Пациент, нуждающийся в замене поврежденного органа (реципиент), проводит в ожидании трансплантации немалое время. Во-первых, оно уходит на серьезное иммунологическое исследование: происходит определение более чем 40 факторов иммунитета. Медики стараются получить максимально полные данные, ведь если пересаженный орган окажется несоответствующим организму реципиента хотя бы по одному фактору, произойдет его отторжение. Во-вторых, время уходит на подбор нужного органа, подходящего для трансплантации. Кто же является их поставщиком (донором)? Как правило, ими становятся люди 25–45 лет, получившие черепно-мозговую травму, которая, как выражаются медики, несовместима с жизнью. В отделениях реанимации или нейрохирургии, куда доставляет такого рода пострадавших «скорая», им проводится интенсивное лечение. Однако, если по мнению врачей, несмотря на сохраняющуюся сердечную деятельность, перспективы выживания пациента равны нулю, то им – потенциальным донором – начинает заниматься бригада биохимиков и специалистов по трансплантации. Экстренно составляется иммунологическая карта донора (те самые 40 факторов), которая затем вводится в компьютер. А далее… Далее начинаются проблемы.
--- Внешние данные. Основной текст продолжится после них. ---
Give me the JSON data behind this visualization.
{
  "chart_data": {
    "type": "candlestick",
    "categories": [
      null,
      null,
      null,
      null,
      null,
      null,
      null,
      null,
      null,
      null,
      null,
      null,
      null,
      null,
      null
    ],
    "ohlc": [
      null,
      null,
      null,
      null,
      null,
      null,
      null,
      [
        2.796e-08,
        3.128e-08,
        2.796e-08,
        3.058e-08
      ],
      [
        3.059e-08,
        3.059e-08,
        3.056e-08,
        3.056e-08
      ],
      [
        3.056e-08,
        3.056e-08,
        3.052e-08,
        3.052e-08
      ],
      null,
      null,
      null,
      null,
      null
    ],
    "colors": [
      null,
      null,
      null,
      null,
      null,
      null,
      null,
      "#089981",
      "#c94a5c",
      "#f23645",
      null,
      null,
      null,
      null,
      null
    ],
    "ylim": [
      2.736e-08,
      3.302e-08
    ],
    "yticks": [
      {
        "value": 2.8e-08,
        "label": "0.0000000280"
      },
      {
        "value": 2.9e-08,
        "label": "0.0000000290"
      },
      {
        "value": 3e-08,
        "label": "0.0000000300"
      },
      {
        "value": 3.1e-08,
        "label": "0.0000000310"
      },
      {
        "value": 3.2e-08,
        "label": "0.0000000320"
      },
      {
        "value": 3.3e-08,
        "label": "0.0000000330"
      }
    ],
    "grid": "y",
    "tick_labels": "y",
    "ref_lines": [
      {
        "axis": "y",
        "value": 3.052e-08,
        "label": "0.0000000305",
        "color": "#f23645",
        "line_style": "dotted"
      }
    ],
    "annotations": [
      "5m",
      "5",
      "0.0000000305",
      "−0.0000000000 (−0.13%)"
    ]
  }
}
Проблема первая: диагностика смерти мозга. Реаниматологи различают три вида смерти – клиническую, биологическую и социальную. Первая – состояние, длящееся не более пяти минут (хотя бывают и исключения), является обратимым, если в течение этого интервала времени удастся заставить сердце сокращаться. Если же нет – наступает необратимая биологическая смерть. Смерть же социальная тождественна понятию «смерть мозга»: сердце работает, но часть отделов головного мозга прекратила жизнедеятельность; человек, как биологическое существо живет, но как личность перестал существовать. Однако реальность всегда сложнее любой схемы. Медицина знает немало парадоксальных случаев, когда к пострадавшим с весьма значительной травмой мозга возвращалось сознание и восстанавливались, казалось бы, навсегда утраченные функции. Четких критериев для однозначного суждения о наступлении смерти мозга нет – все принятые в настоящее время методики ее диагностики позволяют лишь с высокой долей вероятности предполагать смерть мозга, но окончательное заключение врачей никогда не бывает абсолютно категорично. Еще Гиппократ называл медицину искусством, т. е. областью в некотором смысле противоположной научному знанию, оперирующему точными понятиями и имеющему – при соблюдении должных условий – один и тот же всегда воспроизводимый результат. Медицина слишком зависима от знаний и мнений конкретных ее представителей. Наверное, поэтому столь серьезный диагноз, как смерть мозга, должен непременно выноситься консилиумом врачей, причем, без участия в нем трансплантолога.